2018-02-23 05:28:00 | ノンジャンル
 WOWOWプライムで、阪本順治監督・脚本の’16年作品『団地』を見ました。
 団地。ラジオから「浜村淳の『人生はサバンナだ』」。ベランダとの間のサッシを開けて、掃除を始めるヒナ子(藤山直美)。空き地には棒を拾って持つ男の子。ものが割れる音。ヒナ子が下を見ると、老婦人が落とした植木鉢に入っていた土を、スーツを来た青年が、広げた紙の上に移している。青年、老婦人に「大丈夫ですよ」。ヒナ子、部屋の奥に向かって「あんた、真城(しんじょう)さんや」「真城さん? 何で?」「知らんけど」。青年「花がケガなくてよかったですね」老婦人「ありがとう」と言って去る。ヒナ子「真城さん!」真城、見上げて「あ、五分刈りです」「ご無沙汰です」「お願いがあります」「お願いって?」「そちら802号室ですよね」「302号室です。どう見ても8階に見えんでしょ?」「802の8って8階の意味なんですか? 初めて知りました」(中略)

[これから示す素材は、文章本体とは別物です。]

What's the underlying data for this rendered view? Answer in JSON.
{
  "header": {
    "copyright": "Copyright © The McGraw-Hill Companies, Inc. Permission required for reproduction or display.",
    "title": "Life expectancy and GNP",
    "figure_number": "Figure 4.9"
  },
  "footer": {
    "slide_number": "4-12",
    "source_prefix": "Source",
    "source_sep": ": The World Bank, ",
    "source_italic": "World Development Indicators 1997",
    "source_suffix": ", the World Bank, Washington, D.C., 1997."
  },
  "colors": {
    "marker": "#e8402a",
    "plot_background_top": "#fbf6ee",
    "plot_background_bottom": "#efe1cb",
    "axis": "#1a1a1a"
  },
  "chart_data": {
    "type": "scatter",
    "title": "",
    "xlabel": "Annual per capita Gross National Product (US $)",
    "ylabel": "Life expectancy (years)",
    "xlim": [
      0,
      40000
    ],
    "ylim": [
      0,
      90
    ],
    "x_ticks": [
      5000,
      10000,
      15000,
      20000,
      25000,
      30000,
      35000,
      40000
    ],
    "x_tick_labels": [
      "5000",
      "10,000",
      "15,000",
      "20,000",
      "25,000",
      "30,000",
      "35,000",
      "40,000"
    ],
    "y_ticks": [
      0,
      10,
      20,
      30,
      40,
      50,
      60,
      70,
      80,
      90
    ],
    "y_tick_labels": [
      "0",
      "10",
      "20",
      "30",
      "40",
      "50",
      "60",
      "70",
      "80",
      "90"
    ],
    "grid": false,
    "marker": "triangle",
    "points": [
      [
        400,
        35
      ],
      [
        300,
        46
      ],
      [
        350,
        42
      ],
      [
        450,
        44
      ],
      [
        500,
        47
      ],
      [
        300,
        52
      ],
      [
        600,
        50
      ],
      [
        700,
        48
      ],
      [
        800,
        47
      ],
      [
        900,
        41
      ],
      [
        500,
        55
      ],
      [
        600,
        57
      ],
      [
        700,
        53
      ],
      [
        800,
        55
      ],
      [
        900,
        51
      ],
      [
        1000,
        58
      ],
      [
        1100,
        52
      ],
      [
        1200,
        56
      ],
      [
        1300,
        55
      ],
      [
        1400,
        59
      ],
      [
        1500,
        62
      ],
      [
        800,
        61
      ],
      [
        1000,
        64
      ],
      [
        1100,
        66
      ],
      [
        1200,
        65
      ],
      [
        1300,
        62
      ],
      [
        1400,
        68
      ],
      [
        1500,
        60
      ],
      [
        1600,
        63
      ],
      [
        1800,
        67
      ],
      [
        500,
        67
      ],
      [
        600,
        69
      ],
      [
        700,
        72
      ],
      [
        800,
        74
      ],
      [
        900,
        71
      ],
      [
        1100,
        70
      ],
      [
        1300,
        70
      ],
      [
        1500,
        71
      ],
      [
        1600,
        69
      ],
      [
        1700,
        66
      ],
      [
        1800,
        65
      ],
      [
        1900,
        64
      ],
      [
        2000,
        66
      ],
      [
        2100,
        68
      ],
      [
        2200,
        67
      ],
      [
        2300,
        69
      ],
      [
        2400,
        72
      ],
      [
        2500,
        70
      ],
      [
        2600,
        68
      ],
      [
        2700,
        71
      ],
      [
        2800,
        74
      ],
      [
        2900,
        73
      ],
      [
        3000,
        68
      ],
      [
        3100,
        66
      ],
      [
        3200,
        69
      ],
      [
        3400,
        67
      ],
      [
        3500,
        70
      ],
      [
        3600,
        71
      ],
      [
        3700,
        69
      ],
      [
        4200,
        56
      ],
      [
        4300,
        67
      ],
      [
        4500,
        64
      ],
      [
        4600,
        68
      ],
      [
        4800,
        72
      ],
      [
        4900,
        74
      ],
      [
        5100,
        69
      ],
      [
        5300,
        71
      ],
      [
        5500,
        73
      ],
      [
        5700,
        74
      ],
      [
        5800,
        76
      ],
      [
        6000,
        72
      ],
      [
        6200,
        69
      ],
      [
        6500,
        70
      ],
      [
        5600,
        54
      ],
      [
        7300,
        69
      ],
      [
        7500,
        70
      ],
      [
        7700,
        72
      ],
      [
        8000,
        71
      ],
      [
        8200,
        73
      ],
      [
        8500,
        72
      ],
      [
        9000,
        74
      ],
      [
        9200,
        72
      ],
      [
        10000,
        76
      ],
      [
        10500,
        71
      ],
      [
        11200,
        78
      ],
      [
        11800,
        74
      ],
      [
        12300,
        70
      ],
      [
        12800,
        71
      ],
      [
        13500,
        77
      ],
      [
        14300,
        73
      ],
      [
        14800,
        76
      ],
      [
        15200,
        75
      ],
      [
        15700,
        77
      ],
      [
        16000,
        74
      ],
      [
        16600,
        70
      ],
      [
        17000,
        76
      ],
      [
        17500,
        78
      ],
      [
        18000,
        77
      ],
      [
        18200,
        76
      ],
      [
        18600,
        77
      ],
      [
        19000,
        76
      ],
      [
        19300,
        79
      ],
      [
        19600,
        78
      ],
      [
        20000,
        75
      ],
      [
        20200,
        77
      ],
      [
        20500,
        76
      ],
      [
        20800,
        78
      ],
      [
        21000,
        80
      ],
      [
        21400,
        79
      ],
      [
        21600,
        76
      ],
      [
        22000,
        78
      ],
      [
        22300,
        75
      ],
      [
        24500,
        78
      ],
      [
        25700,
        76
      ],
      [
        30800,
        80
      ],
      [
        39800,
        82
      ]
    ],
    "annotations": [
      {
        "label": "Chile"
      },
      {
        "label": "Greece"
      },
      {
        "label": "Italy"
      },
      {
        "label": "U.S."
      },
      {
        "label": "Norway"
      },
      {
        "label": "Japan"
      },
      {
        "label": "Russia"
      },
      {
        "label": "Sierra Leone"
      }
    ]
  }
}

 ヒナ子宅。ヒナ子「よくここが」真城「漢方薬局の連合会に訊きまして。これ、お米です。(ヒナ子の夫、清治(岸部一徳)に)あっ、五分刈りです」「ご無沙汰です。何年もごひいきにしてもろうたのに、突然ですいませんでしたな。それで?」「困ってるんです。山下さんの漢方薬がないと」清治「そう言ってもろうて有難いんですけど」ヒナ子「廃業は廃業なんで」「薬草は処分されたんですか?」「生薬? いや、まあ捨てきれず」「ではいつもの薬を。宅配便でも何でも送っていただけませんか?もちろん着払いで。その業者も全てこちらで手配します」「そやけど」「ありがとうございます」「強引な人やな」「どうして廃業されたんですか? あれだけの老舗を」ヒナ子「いろいろありまして、辛いことが」。真城、いきなり仰向けに倒れる。頭を抱える清治。「貧血、貧血、枕持って来て! 真城さん、大丈夫か?」。頭に枕を当てて、両手両足を伸ばしてやる2人。
 薬を煎じる2人。
 頭を起こして、薬を飲ませる2人。真城はむっくりと起き上がる。清治「そんなに効くんか? 僕の薬?」「はい、効果きしめんです」「てきめんです」「勉強になりました。特に日本語は難しい。本当です」。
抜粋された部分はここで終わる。